Coyle suggests close scrutiny is needed of cycling's world governing body, the UCI, which joined Armstrong in an unsuccessful court challenge trying to shut down the USADA case. The cycling body's intervention stunned many because information (Armstrong's blood passport profiles) that it had failed to act on is part of USADA's case and because witnesses have claimed it was involved in a cover-up of a positive drug test by Armstrong in 2001.
"The UCI is either part of the problem or part of the solution," says Coyle, "and it seems to be determined to be part of the problem. The question is - can change happen?"
Whistleblower's view
Aucklander Stephen Swart, a former teammate of Lance Armstrong, says he hopes the evidence currently emerging about doping will lead to a better sport.
Swart, who in 2004 went public in the Weekend Herald with his story about doping in the Motorola team led by Armstrong, yesterday said he no longer felt he was standing alone.
Read the 2004 Weekend Herald story here.
"Not vindicated, but maybe I don't stand alone and perhaps it's swung a few people's minds that I wasn't out to get anybody personally. I was out to expose the culture and try to make changes for the better for the younger generation."
Swart was the first of Armstrong's teammates to publicly implicate the Texan in doping. Speaking up hadn't made his life easy. "It's always stressful.

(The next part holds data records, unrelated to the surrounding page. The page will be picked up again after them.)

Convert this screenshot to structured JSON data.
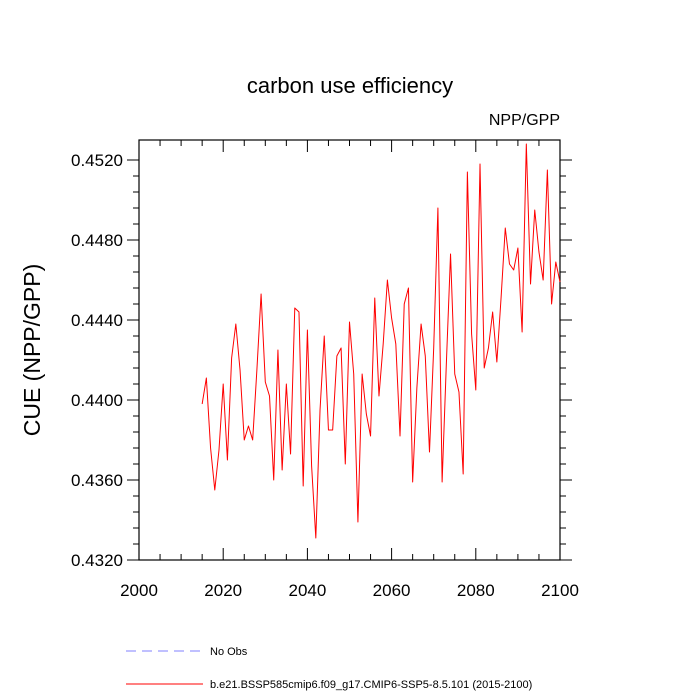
{
  "chart_data": {
    "type": "line",
    "title": "carbon use efficiency",
    "right_subtitle": "NPP/GPP",
    "xlabel": "",
    "ylabel": "CUE  (NPP/GPP)",
    "xlim": [
      2000,
      2100
    ],
    "ylim": [
      0.432,
      0.453
    ],
    "x_ticks": [
      2000,
      2020,
      2040,
      2060,
      2080,
      2100
    ],
    "x_tick_labels": [
      "2000",
      "2020",
      "2040",
      "2060",
      "2080",
      "2100"
    ],
    "y_ticks": [
      0.432,
      0.436,
      0.44,
      0.444,
      0.448,
      0.452
    ],
    "y_tick_labels": [
      "0.4320",
      "0.4360",
      "0.4400",
      "0.4440",
      "0.4480",
      "0.4520"
    ],
    "grid": false,
    "legend_position": "bottom",
    "series": [
      {
        "name": "b.e21.BSSP585cmip6.f09_g17.CMIP6-SSP5-8.5.101 (2015-2100)",
        "color": "#ff0000",
        "dash": "solid",
        "x": [
          2015,
          2016,
          2017,
          2018,
          2019,
          2020,
          2021,
          2022,
          2023,
          2024,
          2025,
          2026,
          2027,
          2028,
          2029,
          2030,
          2031,
          2032,
          2033,
          2034,
          2035,
          2036,
          2037,
          2038,
          2039,
          2040,
          2041,
          2042,
          2043,
          2044,
          2045,
          2046,
          2047,
          2048,
          2049,
          2050,
          2051,
          2052,
          2053,
          2054,
          2055,
          2056,
          2057,
          2058,
          2059,
          2060,
          2061,
          2062,
          2063,
          2064,
          2065,
          2066,
          2067,
          2068,
          2069,
          2070,
          2071,
          2072,
          2073,
          2074,
          2075,
          2076,
          2077,
          2078,
          2079,
          2080,
          2081,
          2082,
          2083,
          2084,
          2085,
          2086,
          2087,
          2088,
          2089,
          2090,
          2091,
          2092,
          2093,
          2094,
          2095,
          2096,
          2097,
          2098,
          2099,
          2100
        ],
        "values": [
          0.4398,
          0.4411,
          0.4376,
          0.4355,
          0.4375,
          0.4408,
          0.437,
          0.4421,
          0.4438,
          0.4415,
          0.438,
          0.4387,
          0.438,
          0.4415,
          0.4453,
          0.4409,
          0.4402,
          0.436,
          0.4425,
          0.4365,
          0.4408,
          0.4373,
          0.4446,
          0.4444,
          0.4357,
          0.4435,
          0.4367,
          0.4331,
          0.4395,
          0.4432,
          0.4385,
          0.4385,
          0.4422,
          0.4426,
          0.4368,
          0.4439,
          0.4413,
          0.4339,
          0.4413,
          0.4393,
          0.4382,
          0.4451,
          0.4402,
          0.4428,
          0.446,
          0.4441,
          0.4428,
          0.4382,
          0.4448,
          0.4456,
          0.4359,
          0.4406,
          0.4438,
          0.4422,
          0.4374,
          0.4426,
          0.4496,
          0.4359,
          0.4418,
          0.4473,
          0.4413,
          0.4404,
          0.4363,
          0.4514,
          0.4433,
          0.4405,
          0.4518,
          0.4416,
          0.4426,
          0.4444,
          0.4419,
          0.4451,
          0.4486,
          0.4468,
          0.4465,
          0.4476,
          0.4434,
          0.4528,
          0.4458,
          0.4495,
          0.4474,
          0.446,
          0.4515,
          0.4448,
          0.4469,
          0.4459
        ]
      }
    ],
    "legend": [
      {
        "label": "No Obs",
        "color": "#8080ff",
        "dash": "dashed"
      },
      {
        "label": "b.e21.BSSP585cmip6.f09_g17.CMIP6-SSP5-8.5.101 (2015-2100)",
        "color": "#ff0000",
        "dash": "solid"
      }
    ]
  }
}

I haven't done myself any favours," he said. "We can't go back and correct things. We've just got to go forward and hope things get better." Change had to come from the top, he said. The UCI (the world cycling body) had either stuck its head in the sand or worked against those trying to expose it.
Swart rode the Tour de France in 1987, 1994 and 1995 - the latter two as Armstrong's teammate.